Ces considérations oculo-capillaires

N’entam’ que maigrement l’ mystèr’ du sentiment

L’aurais-je aimée Titin’ il s’ trouv’ qu’ell’ s’app’lait Claire

À vue d’ nez en tout cas ell’ n’avait rien d’ maman

Et j’ai sans doute raison sur le fond : peu importent les attributs de tous ces objets d’amour interchangeables.
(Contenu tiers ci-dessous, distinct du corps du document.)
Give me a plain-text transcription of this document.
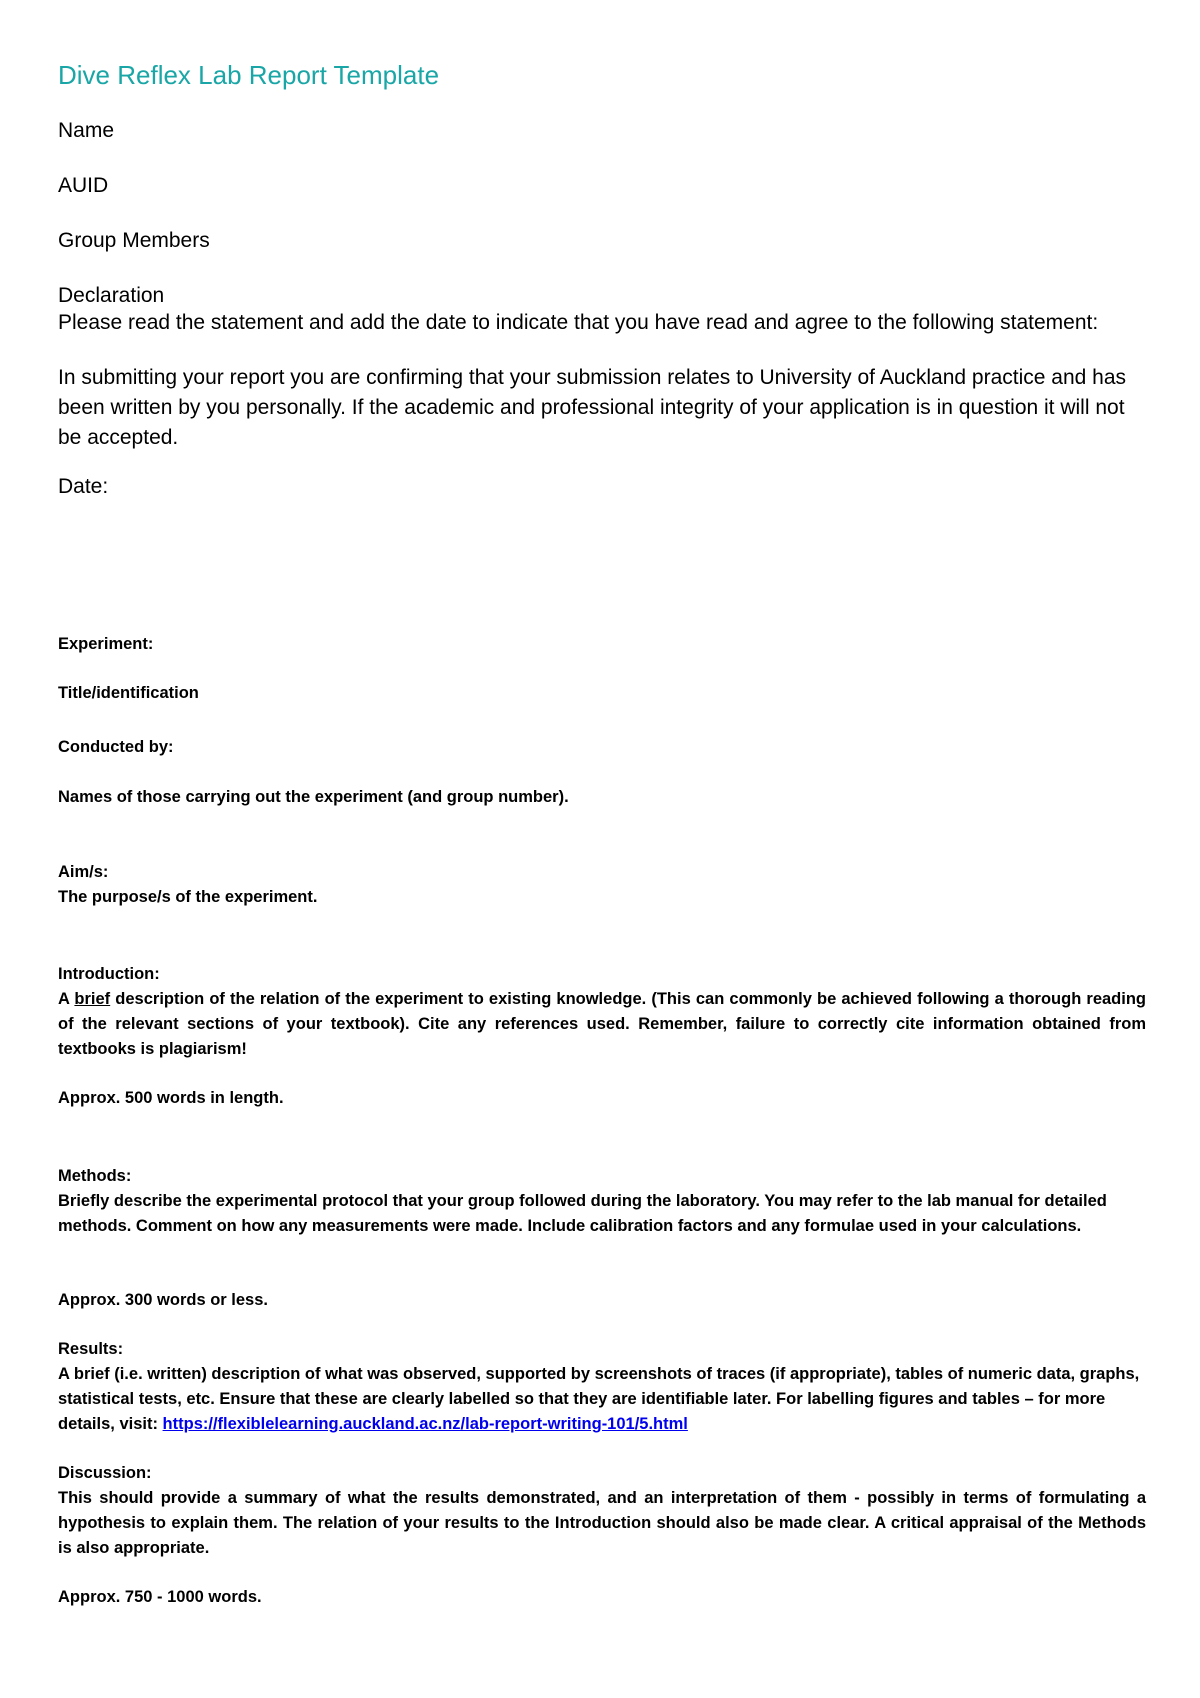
Dive Reflex Lab Report Template
Name
AUID
Group Members
Declaration
Please read the statement and add the date to indicate that you have read and agree to the following statement:
In submitting your report you are confirming that your submission relates to University of Auckland practice and has been written by you personally. If the academic and professional integrity of your application is in question it will not be accepted.
Date:
Experiment:
Title/identification
Conducted by:
Names of those carrying out the experiment (and group number).
Aim/s:
The purpose/s of the experiment.
Introduction:
A brief description of the relation of the experiment to existing knowledge. (This can commonly be achieved following a thorough reading of the relevant sections of your textbook). Cite any references used. Remember, failure to correctly cite information obtained from textbooks is plagiarism!
Approx. 500 words in length.
Methods:
Briefly describe the experimental protocol that your group followed during the laboratory. You may refer to the lab manual for detailed methods. Comment on how any measurements were made. Include calibration factors and any formulae used in your calculations.
Approx. 300 words or less.
Results:
A brief (i.e. written) description of what was observed, supported by screenshots of traces (if appropriate), tables of numeric data, graphs, statistical tests, etc. Ensure that these are clearly labelled so that they are identifiable later. For labelling figures and tables – for more details, visit: https://flexiblelearning.auckland.ac.nz/lab-report-writing-101/5.html
Discussion:
This should provide a summary of what the results demonstrated, and an interpretation of them - possibly in terms of formulating a hypothesis to explain them. The relation of your results to the Introduction should also be made clear. A critical appraisal of the Methods is also appropriate.
Approx. 750 - 1000 words.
N’empêche que ce quintil laisse froid et plein de raillerie, alors que « J’aime de vos longs yeux la lumière verdâtre », même s’il n’y a pas une femme sur un million pour arborer les iris “verts de mer” de Marie Daubrun… comparaison un peu forcée, j’en conviens, mais je n’en crois pas moins fatale à l’émotion dont je parle cette propension à la généralité directe, ce besoin que j’ai d’avoir raison pour tous, de parler à la place des autres, de me justifier constamment par des ratiocinations, au lieu d’explorer mon microcosme sans scrupule.